When lawmakers decide to crack down on payday lenders, they invariably cite the extortionate annual percentage rate, or APR, charged by those lenders. Wikipedia helpfully provides this example:
"For a $15 charge on a $100 14-day payday loan, the annual percentage rate is 391.34%."
You won't find a bigger defender of consumer rights and economic justice than your humble blogger, but I have to confess that I've grown increasingly uncomfortable with the concept of APR and APY (annual percentage yield) as applied to my own lifestyle.
The important thing to understand is that APR and APY aren't laws of nature: they're accounting identities that are based on the idea of compound interest: if the fees you pay, or interest you earn, is added to your original balance on a daily or monthly basis, then you'll end up paying (or earning) more over the course of a year than you will if you simply multiplied your first month's balance by 12 times the monthly interest rate paid (or earned).
How, then, to account for manufactured spend?
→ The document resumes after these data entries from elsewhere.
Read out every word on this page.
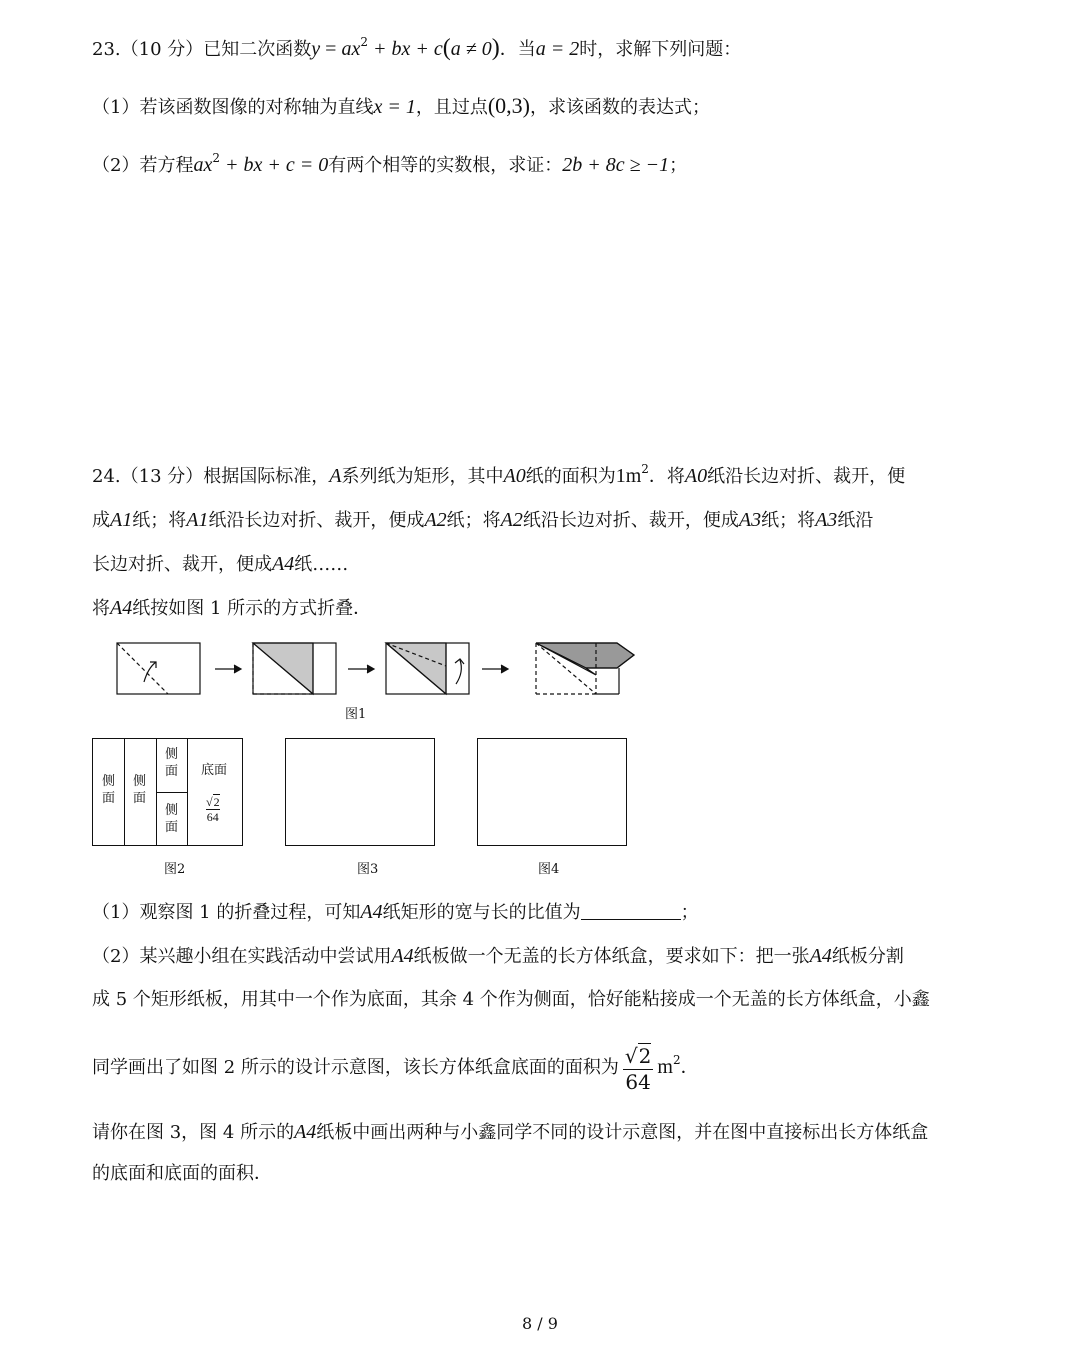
23.（10 分）已知二次函数$y = ax^2$ + bx + c(a ≠ 0)．当a = 2时，求解下列问题：
（1）若该函数图像的对称轴为直线x = 1，且过点(0,3)，求该函数的表达式；
（2）若方程$ax^2$ + bx + c = 0有两个相等的实数根，求证：2b + 8c ≥ −1；
24.（13 分）根据国际标准，A系列纸为矩形，其中A0纸的面积为$1m^2$．将A0纸沿长边对折、裁开，便
成A1纸；将A1纸沿长边对折、裁开，便成A2纸；将A2纸沿长边对折、裁开，便成A3纸；将A3纸沿
长边对折、裁开，便成A4纸……
将A4纸按如图 1 所示的方式折叠．
图1
侧
面
侧
面
侧
面
侧
面
底面
√2
64
图2	图3	图4
（1）观察图 1 的折叠过程，可知A4纸矩形的宽与长的比值为	；
（2）某兴趣小组在实践活动中尝试用A4纸板做一个无盖的长方体纸盒，要求如下：把一张A4纸板分割
成 5 个矩形纸板，用其中一个作为底面，其余 4 个作为侧面，恰好能粘接成一个无盖的长方体纸盒，小鑫
同学画出了如图 2 所示的设计示意图，该长方体纸盒底面的面积为 $\frac{√2}{64} m^2$．
请你在图 3，图 4 所示的A4纸板中画出两种与小鑫同学不同的设计示意图，并在图中直接标出长方体纸盒
的底面和底面的面积．
8 / 9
Am I earning interest when I take out a "loan" for $1007.90, with a "rebate" of $20.16, then use the proceeds to pay off my loan during its 20-50 day grace period? If so, what's the relevant time period to extrapolate over the 12 month period required for APY calculations?
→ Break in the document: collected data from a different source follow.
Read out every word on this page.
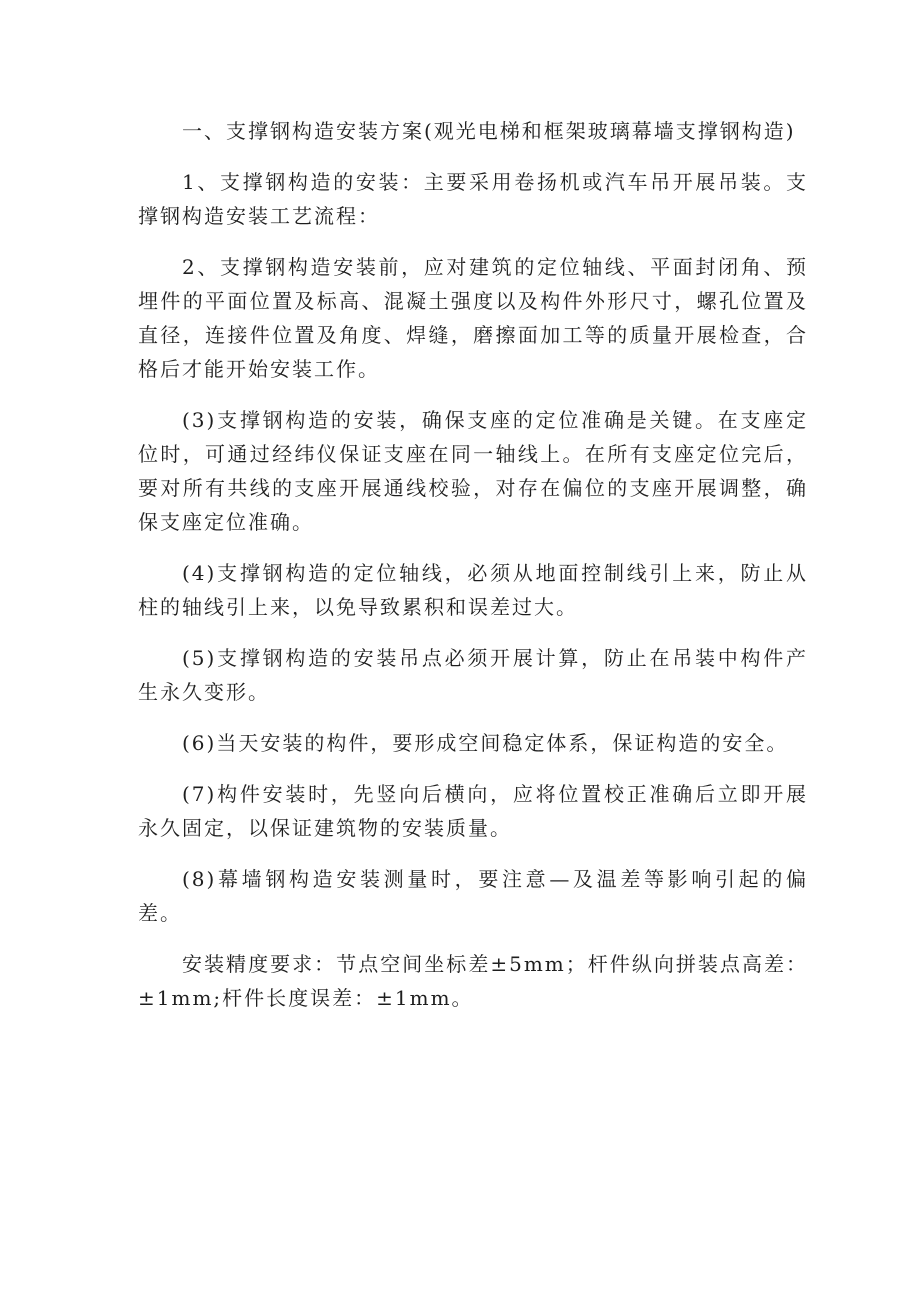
一、支撑钢构造安装方案(观光电梯和框架玻璃幕墙支撑钢构造)

1、支撑钢构造的安装：主要采用卷扬机或汽车吊开展吊装。支撑钢构造安装工艺流程：

2、支撑钢构造安装前，应对建筑的定位轴线、平面封闭角、预埋件的平面位置及标高、混凝土强度以及构件外形尺寸，螺孔位置及直径，连接件位置及角度、焊缝，磨擦面加工等的质量开展检查，合格后才能开始安装工作。

(3)支撑钢构造的安装，确保支座的定位准确是关键。在支座定位时，可通过经纬仪保证支座在同一轴线上。在所有支座定位完后，要对所有共线的支座开展通线校验，对存在偏位的支座开展调整，确保支座定位准确。

(4)支撑钢构造的定位轴线，必须从地面控制线引上来，防止从柱的轴线引上来，以免导致累积和误差过大。

(5)支撑钢构造的安装吊点必须开展计算，防止在吊装中构件产生永久变形。

(6)当天安装的构件，要形成空间稳定体系，保证构造的安全。

(7)构件安装时，先竖向后横向，应将位置校正准确后立即开展永久固定，以保证建筑物的安装质量。

(8)幕墙钢构造安装测量时，要注意—及温差等影响引起的偏差。

安装精度要求：节点空间坐标差±5mm；杆件纵向拼装点高差：±1mm;杆件长度误差：±1mm。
The Barclaycard Arrival World MasterCard allows immediate redemptions of earned miles, meaning the total turnaround time between earning and redemption might be as little as 3-4 days; using APY calculations I'd end up with something like 202%.
What I'm trying to say is that while this sounds like an epistemological question, it's actually the opposite: it's the question of how to account for certainty.
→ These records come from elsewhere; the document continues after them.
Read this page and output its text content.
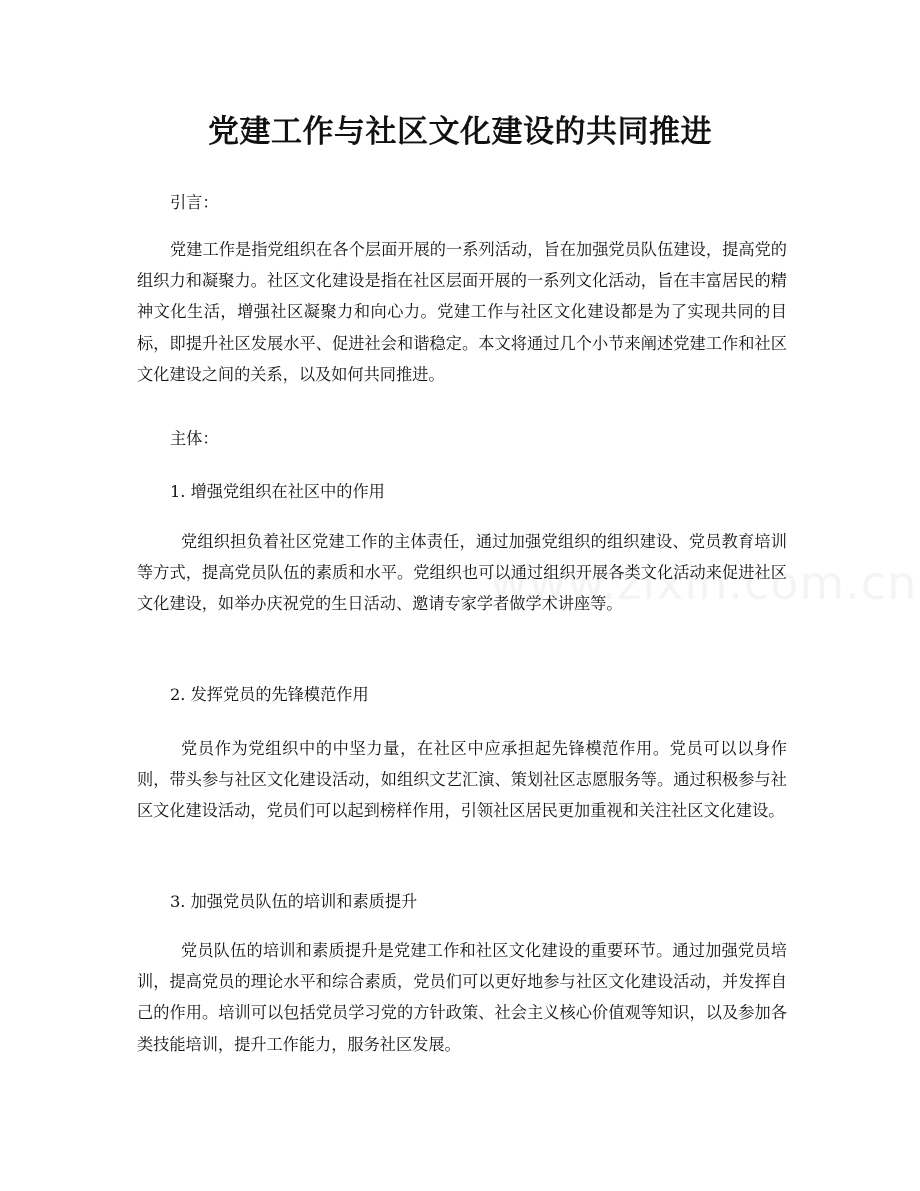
党建工作与社区文化建设的共同推进

引言：

党建工作是指党组织在各个层面开展的一系列活动，旨在加强党员队伍建设，提高党的组织力和凝聚力。社区文化建设是指在社区层面开展的一系列文化活动，旨在丰富居民的精神文化生活，增强社区凝聚力和向心力。党建工作与社区文化建设都是为了实现共同的目标，即提升社区发展水平、促进社会和谐稳定。本文将通过几个小节来阐述党建工作和社区文化建设之间的关系，以及如何共同推进。

主体：

1. 增强党组织在社区中的作用

党组织担负着社区党建工作的主体责任，通过加强党组织的组织建设、党员教育培训等方式，提高党员队伍的素质和水平。党组织也可以通过组织开展各类文化活动来促进社区文化建设，如举办庆祝党的生日活动、邀请专家学者做学术讲座等。

2. 发挥党员的先锋模范作用

党员作为党组织中的中坚力量，在社区中应承担起先锋模范作用。党员可以以身作则，带头参与社区文化建设活动，如组织文艺汇演、策划社区志愿服务等。通过积极参与社区文化建设活动，党员们可以起到榜样作用，引领社区居民更加重视和关注社区文化建设。

3. 加强党员队伍的培训和素质提升

党员队伍的培训和素质提升是党建工作和社区文化建设的重要环节。通过加强党员培训，提高党员的理论水平和综合素质，党员们可以更好地参与社区文化建设活动，并发挥自己的作用。培训可以包括党员学习党的方针政策、社会主义核心价值观等知识，以及参加各类技能培训，提升工作能力，服务社区发展。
That's why I'm increasingly inclined to think about manufactured spend not as an investment, with concomitant risk and return, but as a job. It has a more or less guaranteed return depending on the time and skill you devote to it.
You should think about APR when deciding on a mortgage lender, and APY when deciding on a retirement fund, but when thinking about manufactured spend the much more important concepts are revenue and cost.
Personally, my rule of thumb for the bulk of my manufactured spend is that every individual transaction has to be worth it. Of course I run a lot of experiments for the sake of my readers —I redeemed 8,000 Ultimate Rewards points for a roundtrip to Philadelphia on Saturday, and I don't expect to turn on a profit on those points! But if I pay $17.68 for $44.76 in travel redemptions with a Barclaycard Arrival card, I'll call that a $27.08 profit without losing too much sleep over what time period it should be calculated over: a 60% discount on my paid travel is good enough for me, without claiming to have beaten the market with my brilliant "investments."